After spending the last two weeks in "active discussions" with Shell and PetroChina, BusinessDay believes Arrow has successfully put its case that the $3.3 billion, $4.45 a share offer, excluding its international operations, undervalues the company.
The market had been betting on an improved offer from the pair pushing Arrow shares up to $5.29 before the company went into a trading halt earlier this morning.
In the statement, Arrow requested the trading halt until Tuesday but sources say an announcement could be released late this afternoon.
The coal seam gas tie-up would continue consolidation in the overcrowded Queensland space, which currently has at least four proposed projects but which can only accommodate one or two.
The takeover will need the approval of the Foreign Investment Review Board.
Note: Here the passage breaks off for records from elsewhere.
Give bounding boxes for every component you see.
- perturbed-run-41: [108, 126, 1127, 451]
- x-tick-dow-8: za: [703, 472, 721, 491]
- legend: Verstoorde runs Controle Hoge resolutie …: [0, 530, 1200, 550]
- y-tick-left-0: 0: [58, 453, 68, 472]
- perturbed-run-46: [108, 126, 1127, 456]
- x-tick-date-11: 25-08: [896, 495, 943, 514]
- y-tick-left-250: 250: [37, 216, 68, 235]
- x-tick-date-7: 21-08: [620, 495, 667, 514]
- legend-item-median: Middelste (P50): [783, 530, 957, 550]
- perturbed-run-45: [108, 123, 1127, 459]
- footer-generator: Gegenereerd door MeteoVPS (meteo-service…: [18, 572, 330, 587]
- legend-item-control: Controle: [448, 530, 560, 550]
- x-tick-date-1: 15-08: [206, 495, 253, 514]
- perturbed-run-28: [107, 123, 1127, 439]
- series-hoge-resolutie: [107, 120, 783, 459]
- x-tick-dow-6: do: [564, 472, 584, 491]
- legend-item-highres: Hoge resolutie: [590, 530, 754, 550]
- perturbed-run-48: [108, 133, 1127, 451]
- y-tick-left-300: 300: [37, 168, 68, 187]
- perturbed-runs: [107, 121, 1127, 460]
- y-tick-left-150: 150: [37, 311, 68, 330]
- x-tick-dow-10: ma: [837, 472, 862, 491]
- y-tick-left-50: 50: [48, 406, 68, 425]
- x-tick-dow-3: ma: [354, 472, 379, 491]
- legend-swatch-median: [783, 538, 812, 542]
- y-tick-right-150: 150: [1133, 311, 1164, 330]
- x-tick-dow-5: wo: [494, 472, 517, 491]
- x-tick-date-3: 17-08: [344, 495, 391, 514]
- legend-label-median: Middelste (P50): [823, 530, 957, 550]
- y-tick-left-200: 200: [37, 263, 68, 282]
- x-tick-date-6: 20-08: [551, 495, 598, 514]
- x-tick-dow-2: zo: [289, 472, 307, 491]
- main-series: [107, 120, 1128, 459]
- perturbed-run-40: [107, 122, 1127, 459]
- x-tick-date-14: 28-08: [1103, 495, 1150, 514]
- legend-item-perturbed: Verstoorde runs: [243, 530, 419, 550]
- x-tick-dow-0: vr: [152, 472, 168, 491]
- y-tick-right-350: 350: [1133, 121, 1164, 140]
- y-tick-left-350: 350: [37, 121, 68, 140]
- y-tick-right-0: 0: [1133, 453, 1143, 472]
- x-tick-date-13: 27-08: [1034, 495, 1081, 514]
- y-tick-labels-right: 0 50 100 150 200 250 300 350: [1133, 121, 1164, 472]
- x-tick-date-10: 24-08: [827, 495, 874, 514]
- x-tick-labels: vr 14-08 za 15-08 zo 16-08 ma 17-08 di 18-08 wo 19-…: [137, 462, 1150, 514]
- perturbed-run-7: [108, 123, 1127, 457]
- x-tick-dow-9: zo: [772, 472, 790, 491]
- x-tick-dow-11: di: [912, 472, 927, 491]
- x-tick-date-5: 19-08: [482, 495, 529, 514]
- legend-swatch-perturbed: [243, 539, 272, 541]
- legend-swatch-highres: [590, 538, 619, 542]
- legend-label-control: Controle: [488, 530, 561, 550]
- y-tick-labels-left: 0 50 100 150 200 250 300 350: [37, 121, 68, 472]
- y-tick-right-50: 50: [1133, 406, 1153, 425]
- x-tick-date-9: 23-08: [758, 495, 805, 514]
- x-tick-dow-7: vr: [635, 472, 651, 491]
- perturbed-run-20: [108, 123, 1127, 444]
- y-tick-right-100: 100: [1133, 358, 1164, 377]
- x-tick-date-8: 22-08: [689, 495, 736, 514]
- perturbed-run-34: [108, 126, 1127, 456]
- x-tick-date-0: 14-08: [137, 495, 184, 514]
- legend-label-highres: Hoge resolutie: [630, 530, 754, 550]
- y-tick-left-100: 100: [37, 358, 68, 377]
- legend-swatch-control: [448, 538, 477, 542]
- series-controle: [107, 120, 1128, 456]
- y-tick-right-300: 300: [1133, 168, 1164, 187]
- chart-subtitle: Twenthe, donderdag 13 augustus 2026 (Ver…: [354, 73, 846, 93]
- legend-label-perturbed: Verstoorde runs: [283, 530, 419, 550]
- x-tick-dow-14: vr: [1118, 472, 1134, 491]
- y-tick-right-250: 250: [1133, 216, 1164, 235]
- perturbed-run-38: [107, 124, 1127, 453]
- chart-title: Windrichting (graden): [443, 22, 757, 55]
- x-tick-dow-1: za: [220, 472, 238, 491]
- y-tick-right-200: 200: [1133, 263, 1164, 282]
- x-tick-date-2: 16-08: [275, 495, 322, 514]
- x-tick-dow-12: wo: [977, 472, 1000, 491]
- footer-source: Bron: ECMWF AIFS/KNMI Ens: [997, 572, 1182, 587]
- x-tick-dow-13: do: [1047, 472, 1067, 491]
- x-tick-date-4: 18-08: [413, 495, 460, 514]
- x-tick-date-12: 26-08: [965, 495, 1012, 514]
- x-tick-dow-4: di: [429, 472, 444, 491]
Analysts believe BG's takeover of Queensland Gas Company helps pave the way for FIRB to give the takeover the green light. However the involvement of PetroChina means the board will take a close look at the deal. FIRB has publicly stated its preference for state-owned companies to keep their stakes in Australia's peak resources assets to no more than 15 per cent, ensuring they stayed mostly in private hands.
With Arrow's partner in the Fisherman's Landing coal seam gas to liquefied natural gas project, LNG Ltd, earlier this week getting approval to seek other sources of gas it appears that Shell and PetroChina may have hit their target.